While Arizona has been one of the more progressive states when it comes to welcoming back normal life to its residents, there still has to be concern in Tucson regarding how efficient of an off-season the Wildcats can have. They will lose Josh Green, Nico Mannion and Zeke Nnaji after just one year to the NBA Draft, and Max Hazzard, Dylan Smith, Stone Gettings and Chase Jeter have exhausted their collegiate eligibility.

Needless to say, there will be no shortage of holes that Sean Miller needs to fill on the fly. A five-man recruiting class will enroll, although three of those players remain outside of the United States, which brings into question how seamless their transition to campus and workouts will be.

Four others via the transfer realm will also hit the court, as will a potentially healthy Brandon Williams. Add it all up and there are nine newcomers that didn’t see the floor for Arizona last year that will be on the roster next season.

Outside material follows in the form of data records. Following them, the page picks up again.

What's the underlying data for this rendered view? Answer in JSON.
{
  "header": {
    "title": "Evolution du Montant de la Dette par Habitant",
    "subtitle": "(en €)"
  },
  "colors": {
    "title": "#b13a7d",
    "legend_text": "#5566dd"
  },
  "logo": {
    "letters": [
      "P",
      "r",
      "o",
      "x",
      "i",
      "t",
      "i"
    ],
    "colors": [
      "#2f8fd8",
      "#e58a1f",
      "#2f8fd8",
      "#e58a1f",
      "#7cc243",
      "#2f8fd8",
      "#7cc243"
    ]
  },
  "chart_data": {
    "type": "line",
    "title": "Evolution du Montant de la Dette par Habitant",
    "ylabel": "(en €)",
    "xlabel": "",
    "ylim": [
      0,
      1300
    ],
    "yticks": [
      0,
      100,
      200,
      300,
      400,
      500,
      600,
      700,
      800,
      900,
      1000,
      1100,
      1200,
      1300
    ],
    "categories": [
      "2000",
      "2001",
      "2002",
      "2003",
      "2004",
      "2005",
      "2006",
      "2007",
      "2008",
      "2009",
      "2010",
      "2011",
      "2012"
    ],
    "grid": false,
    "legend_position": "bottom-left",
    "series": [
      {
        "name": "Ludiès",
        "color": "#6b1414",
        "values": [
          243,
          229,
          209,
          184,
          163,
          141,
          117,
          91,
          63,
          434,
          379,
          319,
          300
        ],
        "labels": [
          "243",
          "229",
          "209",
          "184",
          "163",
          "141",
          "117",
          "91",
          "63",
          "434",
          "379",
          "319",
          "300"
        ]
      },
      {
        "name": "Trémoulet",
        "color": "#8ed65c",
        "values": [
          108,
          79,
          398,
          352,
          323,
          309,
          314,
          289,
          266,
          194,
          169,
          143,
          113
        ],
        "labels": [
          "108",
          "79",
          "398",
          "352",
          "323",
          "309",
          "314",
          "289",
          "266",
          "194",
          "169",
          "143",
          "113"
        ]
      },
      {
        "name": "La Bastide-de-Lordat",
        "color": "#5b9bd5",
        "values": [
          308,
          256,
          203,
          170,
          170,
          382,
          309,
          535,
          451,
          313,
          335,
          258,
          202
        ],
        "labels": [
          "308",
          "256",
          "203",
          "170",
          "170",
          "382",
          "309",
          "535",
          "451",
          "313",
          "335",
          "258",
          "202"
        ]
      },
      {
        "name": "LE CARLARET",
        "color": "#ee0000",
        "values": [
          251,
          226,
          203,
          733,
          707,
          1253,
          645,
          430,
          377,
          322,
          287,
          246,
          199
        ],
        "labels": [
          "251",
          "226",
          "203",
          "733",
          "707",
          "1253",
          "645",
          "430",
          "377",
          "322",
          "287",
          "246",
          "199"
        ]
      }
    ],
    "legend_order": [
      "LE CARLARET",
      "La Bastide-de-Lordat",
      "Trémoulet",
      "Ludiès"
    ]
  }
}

How they come together during an uncertain off-season and in a Pac-12 Conference that should be even stronger is anyone’s guess.




Steve Forbes
Steve Forbes (AP Images)

Wake Forest was the only power conference to undergo a coaching change this off-season. That does not help Steve Forbes when it comes to turning around the Demon Deacons' program, especially during the uncertain times that the pandemic has created.

The Deacons have been the basement of the ACC for the past few seasons, so Forbes is already behind the eight ball. He is a coach that prides himself on getting the most out of his players, but that will be tough to do without a full offseason of on-court work. Furthermore, Wake Forest saw five of its top six scorers from last season either graduate from the program or transfer elsewhere. Chaundee Brown and Olivier Sarr, two potential building blocks for the Forbes-era in Winston-Salem, have left for Michigan and Kentucky, respectively, and two of the school’s 2020 recruits have also decided to withdraw their commitments.

The task of restarting the ACC program is huge, and without an off-season of work to get everyone on the same page that task becomes even more colossal.